Businesses rush to rehire staff after regretted AI-driven cuts
"Two in three employers that reduced headcount because of artificial intelligence are already rehiring laid off staff, as most express regret over how they handled the AI-led retrenchments."
[Dexter Tilo in Human Resources Director]
Not a surprise. Careerminds polled 600 HR professionals from organizations that had made layoffs in the last year.
“It found that 32.7% of organisations that conducted AI-led layoffs had already rehired between 25% to 50% of the roles they initially let go.
Another 35.6% said they had already rehired more than half of the roles that they cut.”
Say it with me: AI can’t replace the skill, judgment, creativity, and taste of real people. Replace the word “AI” with “spreadsheet” and the nonsense behind AI-led layoffs becomes even clearer. AI is a potentially very powerful tool, but it’s just a tool, and it works better when more highly-skilled people are using it.
Which organizations are beginning to find out:
“According to the findings, more than half of HR leaders said AI required more human insight than anticipated.”
It’s worth saying that around 21% of respondents did report that their layoffs went okay.
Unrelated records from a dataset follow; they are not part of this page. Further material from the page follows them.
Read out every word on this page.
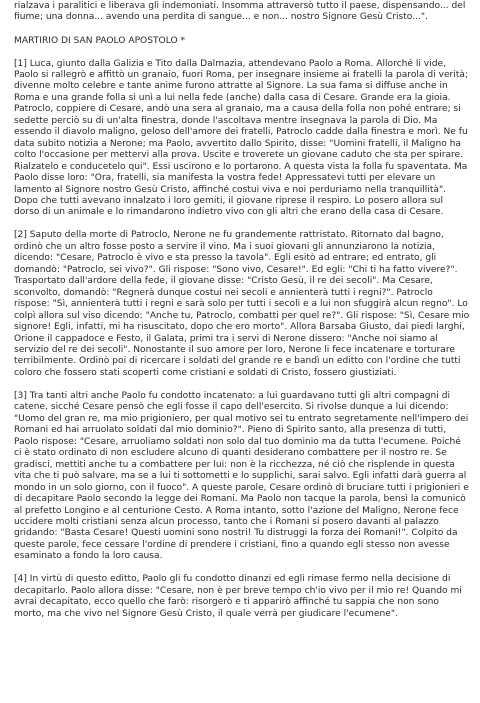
rialzava i paralitici e liberava gli indemoniati. Insomma attraversò tutto il paese, dispensando... del fiume; una donna... avendo una perdita di sangue... e non... nostro Signore Gesù Cristo...".

MARTIRIO DI SAN PAOLO APOSTOLO *

[1] Luca, giunto dalla Galizia e Tito dalla Dalmazia, attendevano Paolo a Roma. Allorché li vide, Paolo si rallegrò e affittò un granaio, fuori Roma, per insegnare insieme ai fratelli la parola di verità; divenne molto celebre e tante anime furono attratte al Signore. La sua fama si diffuse anche in Roma e una grande folla si unì a lui nella fede (anche) dalla casa di Cesare. Grande era la gioia. Patroclo, coppiere di Cesare, andò una sera al granaio, ma a causa della folla non pohé entrare; si sedette perciò su di un'alta finestra, donde l'ascoltava mentre insegnava la parola di Dio. Ma essendo il diavolo maligno, geloso dell'amore dei fratelli, Patroclo cadde dalla finestra e morì. Ne fu data subito notizia a Nerone; ma Paolo, avvertito dallo Spirito, disse: "Uomini fratelli, il Maligno ha colto l'occasione per mettervi alla prova. Uscite e troverete un giovane caduto che sta per spirare. Rialzatelo e conducetelo qui". Essi uscirono e lo portarono. A questa vista la folla fu spaventata. Ma Paolo disse loro: "Ora, fratelli, sia manifesta la vostra fede! Appressatevi tutti per elevare un lamento al Signore nostro Gesù Cristo, affinché costui viva e noi perduriamo nella tranquillità". Dopo che tutti avevano innalzato i loro gemiti, il giovane riprese il respiro. Lo posero allora sul dorso di un animale e lo rimandarono indietro vivo con gli altri che erano della casa di Cesare.

[2] Saputo della morte di Patroclo, Nerone ne fu grandemente rattristato. Ritornato dal bagno, ordinò che un altro fosse posto a servire il vino. Ma i suoi giovani gli annunziarono la notizia, dicendo: "Cesare, Patroclo è vivo e sta presso la tavola". Egli esitò ad entrare; ed entrato, gli domandò: "Patroclo, sei vivo?". Gli rispose: "Sono vivo, Cesare!". Ed egli: "Chi ti ha fatto vivere?". Trasportato dall'ardore della fede, il giovane disse: "Cristo Gesù, il re dei secoli". Ma Cesare, sconvolto, domandò: "Regnerà dunque costui nei secoli e annienterà tutti i regni?". Patroclo rispose: "Sì, annienterà tutti i regni e sarà solo per tutti i secoli e a lui non sfuggirà alcun regno". Lo colpì allora sul viso dicendo: "Anche tu, Patroclo, combatti per quel re?". Gli rispose: "Sì, Cesare mio signore! Egli, infatti, mi ha risuscitato, dopo che ero morto". Allora Barsaba Giusto, dai piedi larghi, Orione il cappadoce e Festo, il Galata, primi tra i servi di Nerone dissero: "Anche noi siamo al servizio del re dei secoli". Nonostante il suo amore per loro, Nerone li fece incatenare e torturare terribilmente. Ordinò poi di ricercare i soldati del grande re e bandì un editto con l'ordine che tutti coloro che fossero stati scoperti come cristiani e soldati di Cristo, fossero giustiziati.

[3] Tra tanti altri anche Paolo fu condotto incatenato: a lui guardavano tutti gli altri compagni di catene, sicché Cesare pensò che egli fosse il capo dell'esercito. Si rivolse dunque a lui dicendo: "Uomo del gran re, ma mio prigioniero, per qual motivo sei tu entrato segretamente nell'impero dei Romani ed hai arruolato soldati dal mio dominio?". Pieno di Spirito santo, alla presenza di tutti, Paolo rispose: "Cesare, arruoliamo soldati non solo dal tuo dominio ma da tutta l'ecumene. Poiché ci è stato ordinato di non escludere alcuno di quanti desiderano combattere per il nostro re. Se gradisci, mettiti anche tu a combattere per lui: non è la ricchezza, né ciò che risplende in questa vita che ti può salvare, ma se a lui ti sottometti e lo supplichi, sarai salvo. Egli infatti darà guerra al mondo in un solo giorno, con il fuoco". A queste parole, Cesare ordinò di bruciare tutti i prigionieri e di decapitare Paolo secondo la legge dei Romani. Ma Paolo non tacque la parola, bensì la comunicò al prefetto Longino e al centurione Cesto. A Roma intanto, sotto l'azione del Maligno, Nerone fece uccidere molti cristiani senza alcun processo, tanto che i Romani si posero davanti al palazzo gridando: "Basta Cesare! Questi uomini sono nostri! Tu distruggi la forza dei Romani!". Colpito da queste parole, fece cessare l'ordine di prendere i cristiani, fino a quando egli stesso non avesse esaminato a fondo la loro causa.

[4] In virtù di questo editto, Paolo gli fu condotto dinanzi ed egli rimase fermo nella decisione di decapitarlo. Paolo allora disse: "Cesare, non è per breve tempo ch'io vivo per il mio re! Quando mi avrai decapitato, ecco quello che farò: risorgerò e ti apparirò affinché tu sappia che non sono morto, ma che vivo nel Signore Gesù Cristo, il quale verrà per giudicare l'ecumene".
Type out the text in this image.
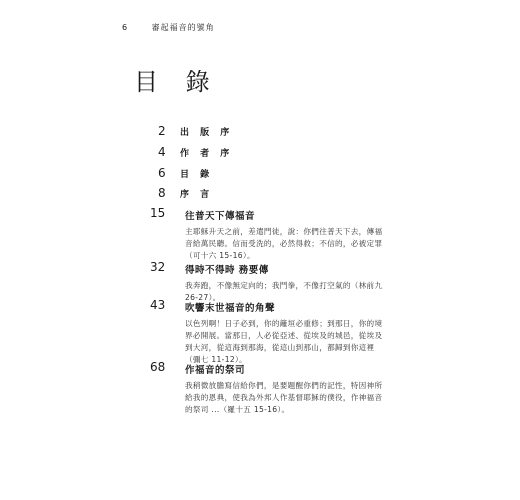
6	審起福音的號角
目 錄
2 出 版 序
4 作 者 序
6 目 錄
8 序 言
15	往普天下傳福音
主耶穌升天之前，差遣門徒，說：你們往普天下去，傳福音給萬民聽。信而受洗的，必然得救；不信的，必被定罪（可十六 15-16）。
32	得時不得時 務要傳
我奔跑，不像無定向的；我鬥拳，不像打空氣的（林前九 26-27）。
43	吹響末世福音的角聲
以色列啊！日子必到，你的籬垣必重修；到那日，你的境界必開展。當那日，人必從亞述、從埃及的城邑，從埃及到大河，從這海到那海，從這山到那山，都歸到你這裡（彌七 11-12）。
68	作福音的祭司
我稍微放膽寫信給你們，是要題醒你們的記性，特因神所給我的恩典，使我為外邦人作基督耶穌的僕役，作神福音的祭司 ...（羅十五 15-16）。
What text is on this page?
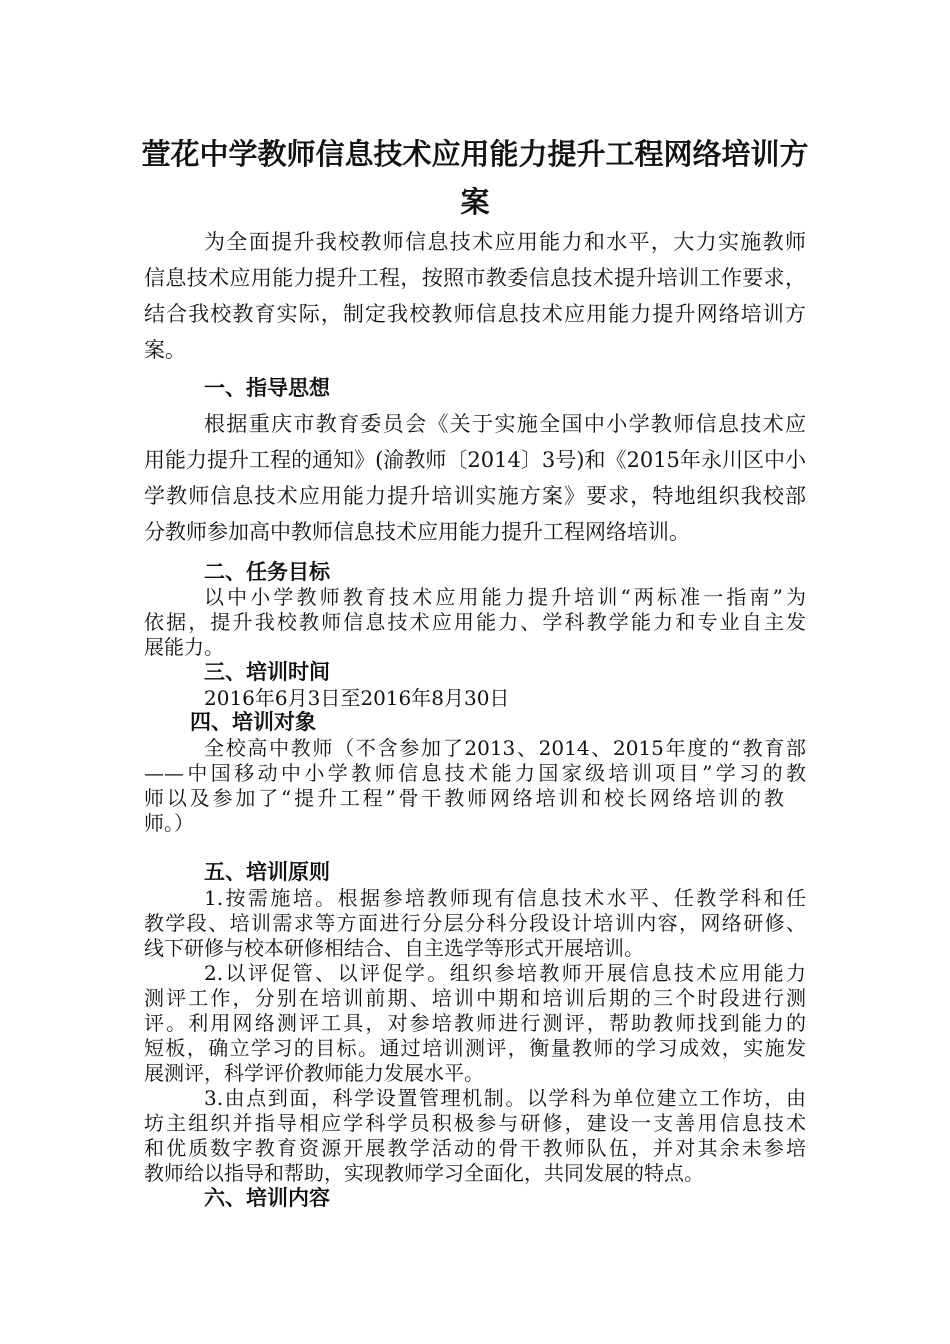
萱花中学教师信息技术应用能力提升工程网络培训方
案

为全面提升我校教师信息技术应用能力和水平，大力实施教师

信息技术应用能力提升工程，按照市教委信息技术提升培训工作要求，

结合我校教育实际，制定我校教师信息技术应用能力提升网络培训方

案。

一、指导思想

根据重庆市教育委员会《关于实施全国中小学教师信息技术应

用能力提升工程的通知》(渝教师〔2014〕3号)和《2015年永川区中小

学教师信息技术应用能力提升培训实施方案》要求，特地组织我校部

分教师参加高中教师信息技术应用能力提升工程网络培训。

二、任务目标

以中小学教师教育技术应用能力提升培训“两标准一指南”为

依据，提升我校教师信息技术应用能力、学科教学能力和专业自主发

展能力。

三、培训时间

2016年6月3日至2016年8月30日

四、培训对象

全校高中教师（不含参加了2013、2014、2015年度的“教育部

——中国移动中小学教师信息技术能力国家级培训项目”学习的教

师以及参加了“提升工程”骨干教师网络培训和校长网络培训的教

师。）

五、培训原则

1.按需施培。根据参培教师现有信息技术水平、任教学科和任

教学段、培训需求等方面进行分层分科分段设计培训内容，网络研修、

线下研修与校本研修相结合、自主选学等形式开展培训。

2.以评促管、以评促学。组织参培教师开展信息技术应用能力

测评工作，分别在培训前期、培训中期和培训后期的三个时段进行测

评。利用网络测评工具，对参培教师进行测评，帮助教师找到能力的

短板，确立学习的目标。通过培训测评，衡量教师的学习成效，实施发

展测评，科学评价教师能力发展水平。

3.由点到面，科学设置管理机制。以学科为单位建立工作坊，由

坊主组织并指导相应学科学员积极参与研修，建设一支善用信息技术

和优质数字教育资源开展教学活动的骨干教师队伍，并对其余未参培

教师给以指导和帮助，实现教师学习全面化，共同发展的特点。

六、培训内容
It’s possible that they’re lying. They could also have been employing people to do very manual, repetitive data work without any degree of insight, which seems like a poor use of a workforce. But generally speaking, the study found hundreds of orgs that saw the potential to save costs and were so blinded by dollar signs that they didn’t go beyond the marketing claims about what AI could actually do:
“What ties all these findings together is that the organisations that struggled the most were making significant, irreversible decisions without the full picture of AI capabilities and what a reduction would do to their workforce.”
These organizations treated people poorly. The real tragedy is that they seem not to have understood the skills and value of their own employees. There’s a deeper problem there than just AI.